Conclusions and Discussion

Main Conclusions

  1. Proposes a constrained optimization framework that unifies LLM unlearning and robustness
  2. The point-constrained method achieves the best balance between simplicity and effectiveness
  3. Eliminates the need for external classifiers, reducing computational overhead and implementation complexity
  4. Surpasses existing state-of-the-art methods on multiple benchmarks

Limitations

  1. Concept Set Dependency: PCR and ARR methods require predefined forbidden concept sets
  2. Evaluation Metrics: Unlearning evaluation is primarily based on perplexity, which may be insufficient
  3. Generalization Capability: Generalization across different attack types and models requires further verification
  4. Theoretical Analysis: Lacks in-depth analysis of theoretical guarantees for the methods

Future Directions

  1. Develop adaptive methods that do not require predefined concept sets
  2. Explore more comprehensive unlearning evaluation metrics
  3. Investigate scalability of methods to larger-scale models
  4. Provide theoretical convergence and safety guarantees

In-Depth Evaluation

Strengths

  1. Problem Importance: Addresses two critical problems in LLM safe deployment
  2. Methodological Innovation: First to unify unlearning and robustness within a constrained optimization framework
  3. Practical Value: Provides computationally efficient solutions
  4. Comprehensive Experiments: Thorough evaluation across multiple models and datasets
  5. Theoretical Foundation: Provides closed-form solutions based on KKT conditions

Weaknesses

  1. Insufficient Theoretical Analysis: Lacks analysis of method convergence and optimality
  2. Evaluation Limitations: Unlearning evaluation relies primarily on a single perplexity metric
  3. Attack Diversity: Primarily targets specific jailbreak attack types; effectiveness on other attack types remains unknown
  4. Long-term Impact: Effects of weight interventions on long-term model performance require further investigation

Impact

  1. Academic Contribution: Provides a new unified perspective for LLM safety research
  2. Practical Value: Offers economical safety solutions for resource-limited organizations
  3. Reproducibility: Provides detailed algorithm descriptions and implementation details
  4. Extensibility: Framework is extensible to other safety-related tasks

Applicable Scenarios

  1. Education: Preventing generation of inappropriate content
  2. Healthcare: Protecting sensitive medical information
  3. Online Platforms: Content safety moderation
  4. Enterprise Applications: Confidential information protection

References

The paper cites important works from multiple related fields, including adversarial training, machine unlearning, and LLM safety, providing a solid theoretical foundation and comparison benchmarks for this research.

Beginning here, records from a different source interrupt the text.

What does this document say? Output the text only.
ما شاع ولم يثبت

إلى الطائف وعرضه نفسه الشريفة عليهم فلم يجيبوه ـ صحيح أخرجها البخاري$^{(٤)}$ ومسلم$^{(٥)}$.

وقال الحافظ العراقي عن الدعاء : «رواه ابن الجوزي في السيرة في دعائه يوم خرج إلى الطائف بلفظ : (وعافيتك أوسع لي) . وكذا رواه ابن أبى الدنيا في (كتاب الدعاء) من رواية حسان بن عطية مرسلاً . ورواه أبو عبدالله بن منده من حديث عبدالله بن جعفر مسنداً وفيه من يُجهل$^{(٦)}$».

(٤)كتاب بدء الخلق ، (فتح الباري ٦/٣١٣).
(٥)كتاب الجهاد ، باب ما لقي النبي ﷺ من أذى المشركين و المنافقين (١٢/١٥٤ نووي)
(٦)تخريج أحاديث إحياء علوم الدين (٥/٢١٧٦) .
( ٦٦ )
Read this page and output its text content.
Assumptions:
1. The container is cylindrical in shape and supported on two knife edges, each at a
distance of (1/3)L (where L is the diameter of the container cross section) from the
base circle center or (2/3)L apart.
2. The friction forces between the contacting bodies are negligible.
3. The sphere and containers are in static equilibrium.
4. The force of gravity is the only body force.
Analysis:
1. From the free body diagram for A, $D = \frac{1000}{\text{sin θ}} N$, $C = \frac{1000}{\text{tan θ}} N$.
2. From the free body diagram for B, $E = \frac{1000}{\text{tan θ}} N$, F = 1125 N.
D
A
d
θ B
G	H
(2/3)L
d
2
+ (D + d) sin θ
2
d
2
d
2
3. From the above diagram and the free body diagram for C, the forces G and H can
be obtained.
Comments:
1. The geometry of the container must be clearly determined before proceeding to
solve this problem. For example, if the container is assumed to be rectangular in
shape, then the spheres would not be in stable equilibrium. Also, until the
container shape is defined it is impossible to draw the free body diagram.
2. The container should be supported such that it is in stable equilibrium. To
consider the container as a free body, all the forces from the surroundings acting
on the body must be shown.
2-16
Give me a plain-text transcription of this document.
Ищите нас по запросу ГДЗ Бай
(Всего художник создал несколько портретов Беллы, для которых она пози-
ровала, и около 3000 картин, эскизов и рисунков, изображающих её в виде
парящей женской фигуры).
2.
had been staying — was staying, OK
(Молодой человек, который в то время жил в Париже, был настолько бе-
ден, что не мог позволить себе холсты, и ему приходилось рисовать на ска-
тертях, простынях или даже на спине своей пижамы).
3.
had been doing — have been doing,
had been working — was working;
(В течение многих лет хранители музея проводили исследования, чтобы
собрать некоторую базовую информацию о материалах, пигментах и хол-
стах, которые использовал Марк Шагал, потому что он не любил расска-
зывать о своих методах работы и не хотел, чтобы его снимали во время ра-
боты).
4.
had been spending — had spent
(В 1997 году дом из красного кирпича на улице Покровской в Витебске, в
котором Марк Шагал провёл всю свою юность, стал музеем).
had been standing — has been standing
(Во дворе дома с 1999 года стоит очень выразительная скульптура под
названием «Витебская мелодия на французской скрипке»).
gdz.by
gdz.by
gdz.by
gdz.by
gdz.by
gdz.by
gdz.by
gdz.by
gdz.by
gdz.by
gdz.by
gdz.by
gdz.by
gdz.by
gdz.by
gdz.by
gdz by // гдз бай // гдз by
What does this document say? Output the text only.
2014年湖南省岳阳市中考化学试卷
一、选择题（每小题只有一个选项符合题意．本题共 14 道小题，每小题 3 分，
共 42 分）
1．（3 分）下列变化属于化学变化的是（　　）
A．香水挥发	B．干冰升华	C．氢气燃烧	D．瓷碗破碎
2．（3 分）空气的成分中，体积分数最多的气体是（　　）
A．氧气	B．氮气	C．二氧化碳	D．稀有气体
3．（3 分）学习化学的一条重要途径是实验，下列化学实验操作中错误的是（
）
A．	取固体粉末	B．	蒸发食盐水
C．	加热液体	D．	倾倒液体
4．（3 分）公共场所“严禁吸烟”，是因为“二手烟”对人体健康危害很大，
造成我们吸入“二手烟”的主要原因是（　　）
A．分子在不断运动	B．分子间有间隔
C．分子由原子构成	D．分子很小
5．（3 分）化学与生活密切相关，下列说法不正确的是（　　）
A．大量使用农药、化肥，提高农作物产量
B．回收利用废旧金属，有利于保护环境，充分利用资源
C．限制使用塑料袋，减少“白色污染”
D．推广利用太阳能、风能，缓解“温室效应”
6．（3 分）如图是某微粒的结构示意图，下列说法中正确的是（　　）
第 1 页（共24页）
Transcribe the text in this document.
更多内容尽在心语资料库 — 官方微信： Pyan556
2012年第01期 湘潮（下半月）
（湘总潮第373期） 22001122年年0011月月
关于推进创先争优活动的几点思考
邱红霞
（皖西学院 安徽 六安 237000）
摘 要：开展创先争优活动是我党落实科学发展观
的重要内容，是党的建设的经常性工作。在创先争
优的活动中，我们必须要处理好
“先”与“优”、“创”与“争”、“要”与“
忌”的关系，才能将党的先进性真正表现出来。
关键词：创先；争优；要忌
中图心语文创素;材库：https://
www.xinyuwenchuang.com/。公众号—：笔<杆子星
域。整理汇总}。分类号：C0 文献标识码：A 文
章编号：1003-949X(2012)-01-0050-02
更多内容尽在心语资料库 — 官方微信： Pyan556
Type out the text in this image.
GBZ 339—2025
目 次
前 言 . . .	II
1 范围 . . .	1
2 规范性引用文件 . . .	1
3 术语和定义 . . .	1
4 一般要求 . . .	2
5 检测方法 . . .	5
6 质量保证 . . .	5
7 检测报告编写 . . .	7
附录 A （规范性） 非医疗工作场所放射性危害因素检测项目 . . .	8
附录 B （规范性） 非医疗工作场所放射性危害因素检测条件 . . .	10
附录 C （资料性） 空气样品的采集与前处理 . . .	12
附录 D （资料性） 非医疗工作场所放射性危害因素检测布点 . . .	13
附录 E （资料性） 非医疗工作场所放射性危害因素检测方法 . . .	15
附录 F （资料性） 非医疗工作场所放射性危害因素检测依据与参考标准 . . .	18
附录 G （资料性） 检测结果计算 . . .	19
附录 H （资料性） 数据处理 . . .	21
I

Overall Assessment: This is an important contribution to the LLM safety domain, addressing both unlearning and robustness problems through a unified constrained optimization framework while providing computationally efficient solutions. Despite some limitations in theoretical analysis and evaluation comprehensiveness, its practical value and innovation make it a significant advance in the field.